Ultraviolet (UV) light from the sun is the main cause of most skin cancers. UV light damages the DNA (genetic material) in our skin cells and can cause skin cancer.
Being exposed to too much sun or getting sunburnt as a child are important risk factors for developing BCCs or SCCs. It is likely that skin damage from UV light during childhood does not show up until many years later.
Skin cancer is more common than it used to be. This is because people are living longer, so their exposure to the sun over their lifetime is greater. Sun exposure over a long time can cause both types of skin cancer. But it is more strongly linked with developing an SCC.
People who work outdoors for a living, such as farm workers, builders and gardeners, are more at risk of developing skin cancer. This is because they are often exposed to the sun for long periods of time.
People with pale-skin who tend to go red or freckle in the sun will be most at risk. Children and young adults who have been over-exposed to the sun have an increased risk of developing some forms of skin cancer, especially if they have pale skin.

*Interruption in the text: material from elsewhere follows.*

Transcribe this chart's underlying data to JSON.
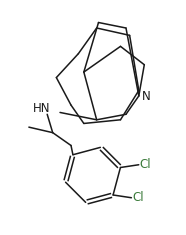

Skin cancer will usually show up later in life. It often happens after the age of 40, but it is more common in older age. However, the number of younger people developing skin cancer is also rising.
People with darker or black skin have a very low risk of getting BCCs and SCCs. This is because they have a pigment in their skin called melanin, which gives them protection. But although the risk is much lower, they can still get BCCs and SCCs.
Actinic keratosis (AK), also called solar keratosis, is a crusty skin growth caused by damage from exposure to UV light.
Usually, AK affects mainly the face, scalp and hands. If left untreated for many years, AK may sometimes develop into SCC.